I'm storing and caching images with link like this
http://example.com/1.jpg
http://example.com/2.jpg
Users have ability to modify and overwrite 1.jpg
or 2.jpg
. So what I want to cache all images but update the cache of that image file which is just over-written.
Right now I'm using .htaccess
method for cache
<IfModule mod_expires.c>
ExpiresActive On
<FilesMatch "(?i)^.*\.(jpg|jpeg|png)$">
ExpiresDefault "access plus 1 year"
</FilesMatch>
</IfModule>
But using this method image still remains the same even if user overwrites the file.

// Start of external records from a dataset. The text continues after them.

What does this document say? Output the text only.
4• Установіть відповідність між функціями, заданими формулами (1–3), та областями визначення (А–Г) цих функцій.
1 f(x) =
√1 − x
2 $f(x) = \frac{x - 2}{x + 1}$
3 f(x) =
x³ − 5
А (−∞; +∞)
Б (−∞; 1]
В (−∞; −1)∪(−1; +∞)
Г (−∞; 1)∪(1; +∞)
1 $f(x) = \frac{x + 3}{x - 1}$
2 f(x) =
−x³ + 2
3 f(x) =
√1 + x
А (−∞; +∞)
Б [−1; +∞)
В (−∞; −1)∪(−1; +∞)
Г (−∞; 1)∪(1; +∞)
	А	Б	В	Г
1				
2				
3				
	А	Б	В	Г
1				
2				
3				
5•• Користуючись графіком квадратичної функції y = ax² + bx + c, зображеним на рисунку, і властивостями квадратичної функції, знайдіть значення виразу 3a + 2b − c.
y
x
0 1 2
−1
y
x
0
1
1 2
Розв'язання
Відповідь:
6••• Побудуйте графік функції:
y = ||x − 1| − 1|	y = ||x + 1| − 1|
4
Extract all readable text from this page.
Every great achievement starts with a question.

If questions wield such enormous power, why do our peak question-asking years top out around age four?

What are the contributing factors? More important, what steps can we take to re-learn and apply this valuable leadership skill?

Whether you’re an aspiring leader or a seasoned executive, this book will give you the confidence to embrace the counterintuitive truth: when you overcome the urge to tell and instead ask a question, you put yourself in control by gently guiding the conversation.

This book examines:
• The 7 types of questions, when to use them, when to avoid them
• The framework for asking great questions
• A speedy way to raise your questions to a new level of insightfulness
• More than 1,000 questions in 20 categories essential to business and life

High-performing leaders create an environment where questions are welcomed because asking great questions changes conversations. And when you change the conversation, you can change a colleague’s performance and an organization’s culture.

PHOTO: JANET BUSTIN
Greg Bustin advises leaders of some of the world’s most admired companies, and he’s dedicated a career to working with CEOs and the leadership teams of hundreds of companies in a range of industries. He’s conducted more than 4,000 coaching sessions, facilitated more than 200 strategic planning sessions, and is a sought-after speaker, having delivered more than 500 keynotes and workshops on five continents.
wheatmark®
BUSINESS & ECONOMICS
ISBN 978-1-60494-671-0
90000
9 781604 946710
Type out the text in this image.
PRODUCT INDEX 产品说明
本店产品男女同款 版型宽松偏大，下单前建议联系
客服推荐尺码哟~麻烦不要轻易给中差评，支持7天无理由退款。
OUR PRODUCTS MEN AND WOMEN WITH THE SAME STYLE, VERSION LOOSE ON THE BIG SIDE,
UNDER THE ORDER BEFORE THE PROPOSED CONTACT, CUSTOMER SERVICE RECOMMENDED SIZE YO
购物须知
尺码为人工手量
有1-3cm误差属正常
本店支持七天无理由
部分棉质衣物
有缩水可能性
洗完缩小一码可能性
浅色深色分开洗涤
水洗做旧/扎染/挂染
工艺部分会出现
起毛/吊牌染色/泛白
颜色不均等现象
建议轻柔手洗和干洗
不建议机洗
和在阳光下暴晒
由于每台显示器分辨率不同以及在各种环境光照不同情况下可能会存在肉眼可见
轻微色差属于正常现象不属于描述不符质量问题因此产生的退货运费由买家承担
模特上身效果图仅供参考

Going forward, ETags should serve your needs with no further effort. ETags should work by default so you don't really need to do anything, but to avoid problems in multiple-server environments you can configure your ETags to be calculated from the file size and last-modified timestamp. For example, replace your existing directives with the following line in your .htaccess
or Apache configuration:
FileETag MTime Size
The ETag will effectively "expire" the cached image automatically when the image changes. The downside is that the browser still inquires about the resource with each request so it's a little less efficient than the expiration directives you used. On the other hand ETags avoid the problem you've described.
However, if you've already used one of the cache directives as described in your question and set the Expires
value to something far in the future, then any browser that requested the file in the past won't check it again for some time. You can hack around that by appending a trivial query string like ?cache=123
to the URL just to make it different (thus bypassing the cache). Then you can rely on the ETag mechanism in future.